The fellowship is the nation’s largest and most prestigious award for PhD candidates in the humanities and social sciences addressing questions of religion, ethics, morals, or values

Photo Courtesy of Paul Melas.

UCLA Social Sciences

The Charlotte W. Newcombe Foundation has named Paul Melas, a doctoral candidate in UCLA’s Department of Anthropology, a 2026 Charlotte W. Newcombe Doctoral Dissertation Fellow. Melas is one of 20 doctoral candidates selected nationwide to receive a $31,000 stipend  for focused dissertation writing during the 2026–2027 academic year.

Established in 1981, the Newcombe Doctoral Dissertation Fellowship supports work engaging ethical, religious and values-based inquiry that demonstrates nuance, depth and intellectual sophistication. Selected projects may be from the ancient past, with modern relevance or focus on a unique perspective on a well-known topic. The award is considered the nation’s largest and most prestigious award for PhD candidates in the humanities and social sciences addressing questions of religion, ethics, morals or values.

Melas’ dissertation considers monastic asceticism in Contemporary Greece, a thousand-year-old community traditionally perceived as insulated from global networks and contemporary social problems. Melas challenges this notion through his long-term immersive fieldwork in the Orthodox Christian monasteries of Mount Athos taking on the arduous and ascetic routines of a monk while following questions of care, ethics and labor within the peninsula. Through his immersion, Melas came to know not only the monks and the clerical hierarchy but also the migrant laborers who worked for or alongside them to sustain daily life and the material infrastructure of the monasteries

“Paul’s grounded ethnographic, theologically-informed and scholarly perspective has revolutionized our understanding of the individual and social impact of monastic life,” said Laurie Hart, professor and chair of UCLA’s Department of Anthropology and Melas’ research advisor. “Following the threads of human movement, material objects, ideas and ambitions, including trips to the Baltics and Uganda, he discovered that despite its famous “isolation,” Mount Athos is not only a spiritual refuge but also part of a national and global network of political and ideological importance to Eastern Orthodoxy internationally.”

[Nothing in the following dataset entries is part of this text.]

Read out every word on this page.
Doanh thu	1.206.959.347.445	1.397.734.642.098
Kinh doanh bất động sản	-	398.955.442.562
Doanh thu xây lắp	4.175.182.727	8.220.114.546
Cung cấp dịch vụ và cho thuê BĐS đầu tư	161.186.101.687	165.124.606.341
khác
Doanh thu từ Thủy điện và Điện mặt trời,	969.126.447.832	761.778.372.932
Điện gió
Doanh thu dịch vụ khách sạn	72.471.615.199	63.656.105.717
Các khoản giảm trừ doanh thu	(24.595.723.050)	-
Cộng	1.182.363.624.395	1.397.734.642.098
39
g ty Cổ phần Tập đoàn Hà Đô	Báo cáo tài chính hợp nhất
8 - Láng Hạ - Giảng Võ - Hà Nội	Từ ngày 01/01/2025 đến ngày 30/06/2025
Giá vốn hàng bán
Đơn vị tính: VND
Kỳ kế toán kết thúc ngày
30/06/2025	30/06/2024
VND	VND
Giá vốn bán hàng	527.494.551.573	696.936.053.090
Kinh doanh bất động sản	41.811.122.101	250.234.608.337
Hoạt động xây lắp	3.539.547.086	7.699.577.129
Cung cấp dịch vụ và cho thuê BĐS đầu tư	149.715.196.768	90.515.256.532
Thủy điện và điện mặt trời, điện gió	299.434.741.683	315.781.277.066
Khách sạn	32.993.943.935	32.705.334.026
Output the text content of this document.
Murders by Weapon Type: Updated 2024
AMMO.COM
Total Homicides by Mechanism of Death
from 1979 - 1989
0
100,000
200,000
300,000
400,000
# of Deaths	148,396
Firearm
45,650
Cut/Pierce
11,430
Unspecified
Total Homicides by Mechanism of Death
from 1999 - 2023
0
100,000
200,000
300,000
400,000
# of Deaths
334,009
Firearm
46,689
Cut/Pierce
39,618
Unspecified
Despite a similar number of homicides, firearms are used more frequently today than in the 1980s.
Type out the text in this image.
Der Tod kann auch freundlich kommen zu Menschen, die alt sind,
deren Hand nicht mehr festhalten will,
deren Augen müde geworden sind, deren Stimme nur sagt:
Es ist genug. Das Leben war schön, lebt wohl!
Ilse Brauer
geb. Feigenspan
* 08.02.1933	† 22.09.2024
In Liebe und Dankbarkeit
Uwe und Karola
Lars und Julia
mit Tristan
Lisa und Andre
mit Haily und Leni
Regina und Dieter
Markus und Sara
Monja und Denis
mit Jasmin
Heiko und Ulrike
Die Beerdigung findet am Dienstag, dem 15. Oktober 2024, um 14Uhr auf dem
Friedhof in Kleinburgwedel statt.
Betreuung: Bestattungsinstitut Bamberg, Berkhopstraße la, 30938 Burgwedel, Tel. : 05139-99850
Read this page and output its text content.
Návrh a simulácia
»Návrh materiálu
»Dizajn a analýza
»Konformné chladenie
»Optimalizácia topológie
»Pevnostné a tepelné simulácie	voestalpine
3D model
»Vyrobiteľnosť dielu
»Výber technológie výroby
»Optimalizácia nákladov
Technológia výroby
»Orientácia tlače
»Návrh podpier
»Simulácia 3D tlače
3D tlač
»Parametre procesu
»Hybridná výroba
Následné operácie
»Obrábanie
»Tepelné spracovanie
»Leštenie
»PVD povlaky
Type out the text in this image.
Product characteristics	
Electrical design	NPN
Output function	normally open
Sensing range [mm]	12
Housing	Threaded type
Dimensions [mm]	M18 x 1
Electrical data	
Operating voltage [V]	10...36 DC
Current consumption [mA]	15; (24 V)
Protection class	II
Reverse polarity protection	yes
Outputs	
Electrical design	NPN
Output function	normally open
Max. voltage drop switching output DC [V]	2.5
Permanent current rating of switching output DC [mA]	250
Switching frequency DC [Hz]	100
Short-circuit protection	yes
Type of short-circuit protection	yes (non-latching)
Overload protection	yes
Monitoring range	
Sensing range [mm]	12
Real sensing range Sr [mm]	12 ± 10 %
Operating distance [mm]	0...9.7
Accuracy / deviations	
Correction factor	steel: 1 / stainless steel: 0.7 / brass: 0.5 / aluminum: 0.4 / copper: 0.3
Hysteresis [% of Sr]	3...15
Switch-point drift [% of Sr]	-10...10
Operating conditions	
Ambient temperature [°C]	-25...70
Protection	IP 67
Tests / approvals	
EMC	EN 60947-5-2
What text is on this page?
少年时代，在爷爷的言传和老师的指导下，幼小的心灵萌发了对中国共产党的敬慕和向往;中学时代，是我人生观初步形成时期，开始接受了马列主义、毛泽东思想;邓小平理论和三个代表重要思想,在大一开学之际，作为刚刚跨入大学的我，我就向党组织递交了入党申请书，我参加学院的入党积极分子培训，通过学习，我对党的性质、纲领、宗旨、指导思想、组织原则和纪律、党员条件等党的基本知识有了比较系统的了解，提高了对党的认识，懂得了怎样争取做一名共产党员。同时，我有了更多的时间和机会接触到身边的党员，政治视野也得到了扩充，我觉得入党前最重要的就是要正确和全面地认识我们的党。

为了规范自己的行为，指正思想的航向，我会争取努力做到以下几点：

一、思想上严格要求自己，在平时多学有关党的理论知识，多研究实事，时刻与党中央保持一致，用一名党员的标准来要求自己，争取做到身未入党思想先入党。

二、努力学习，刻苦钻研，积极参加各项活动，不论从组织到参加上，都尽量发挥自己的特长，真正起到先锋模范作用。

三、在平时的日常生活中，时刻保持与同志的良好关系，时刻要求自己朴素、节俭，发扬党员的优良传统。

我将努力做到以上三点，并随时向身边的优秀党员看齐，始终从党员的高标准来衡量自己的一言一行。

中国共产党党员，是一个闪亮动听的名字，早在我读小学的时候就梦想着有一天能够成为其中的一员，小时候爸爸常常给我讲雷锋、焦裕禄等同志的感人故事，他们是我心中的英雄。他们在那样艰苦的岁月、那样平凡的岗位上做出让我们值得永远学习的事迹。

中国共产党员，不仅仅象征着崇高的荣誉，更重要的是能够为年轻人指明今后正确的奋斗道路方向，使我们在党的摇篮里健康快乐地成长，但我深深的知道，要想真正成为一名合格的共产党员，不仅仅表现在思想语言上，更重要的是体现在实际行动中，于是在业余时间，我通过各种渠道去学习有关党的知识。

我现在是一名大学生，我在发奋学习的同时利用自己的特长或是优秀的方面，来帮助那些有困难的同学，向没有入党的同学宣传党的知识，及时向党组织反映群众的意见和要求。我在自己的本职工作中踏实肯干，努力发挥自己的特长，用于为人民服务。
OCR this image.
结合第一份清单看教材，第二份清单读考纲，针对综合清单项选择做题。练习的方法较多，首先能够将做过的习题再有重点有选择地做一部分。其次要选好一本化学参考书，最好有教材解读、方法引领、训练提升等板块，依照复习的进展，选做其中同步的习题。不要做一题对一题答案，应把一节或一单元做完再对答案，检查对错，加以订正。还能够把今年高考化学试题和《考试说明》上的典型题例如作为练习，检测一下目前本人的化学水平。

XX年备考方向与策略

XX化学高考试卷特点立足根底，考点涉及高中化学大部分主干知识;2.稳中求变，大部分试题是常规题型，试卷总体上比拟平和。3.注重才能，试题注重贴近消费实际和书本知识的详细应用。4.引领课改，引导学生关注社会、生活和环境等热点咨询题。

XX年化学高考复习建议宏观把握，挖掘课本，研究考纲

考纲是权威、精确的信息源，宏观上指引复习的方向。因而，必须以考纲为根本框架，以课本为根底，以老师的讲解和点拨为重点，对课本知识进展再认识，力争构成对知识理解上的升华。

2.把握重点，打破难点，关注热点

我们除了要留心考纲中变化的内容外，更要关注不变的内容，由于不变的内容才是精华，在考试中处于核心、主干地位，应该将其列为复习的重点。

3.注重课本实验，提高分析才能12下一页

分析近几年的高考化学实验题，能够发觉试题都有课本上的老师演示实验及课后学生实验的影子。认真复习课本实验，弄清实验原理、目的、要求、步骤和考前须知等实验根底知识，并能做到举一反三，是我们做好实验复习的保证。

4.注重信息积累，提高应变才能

Melas’ said his project ultimately seeks to understand how these ascetic traditions, with histories that frequently span millennia, become articulated within contemporary cultural formations and in response to emergent social challenges.

“Contemporary asceticism on Mount Athos cannot solely be understood as an attempt to reject and ‘withdraw’ from a world of moral distractions,” said Melas. “Its performance inevitably leads to the embrace of certain worldly and other-worldly connections and a re-working of one’s relational network. Through their asceticism, monks forge deep relationships with God and other divine figures, pilgrims who visit the community, wage-laborers employed in its economy and Orthodox Christians in parishes throughout Greece.”

Hart said Melas is a brilliant, dedicated scholar who is completely committed to research, teaching and human inquiry more broadly.

 “The Charlotte Newcombe Fellowship is a perfect match — and a perfect community — for Paul as a young scholar headed to a career in the comparative anthropology of religion, globalization and social and cultural theory,” she said.

An immigrant and first-generation college student, Melas says he is grateful that his project, focused on anthropology of religion, is receiving national-scale attention.

“My goal is to pursue a career in academia that combines teaching, research and publishing,” he said. “I hope to bring ethnography and other social scientific methods to students who seek to understand the role of religion in their lives and communities.”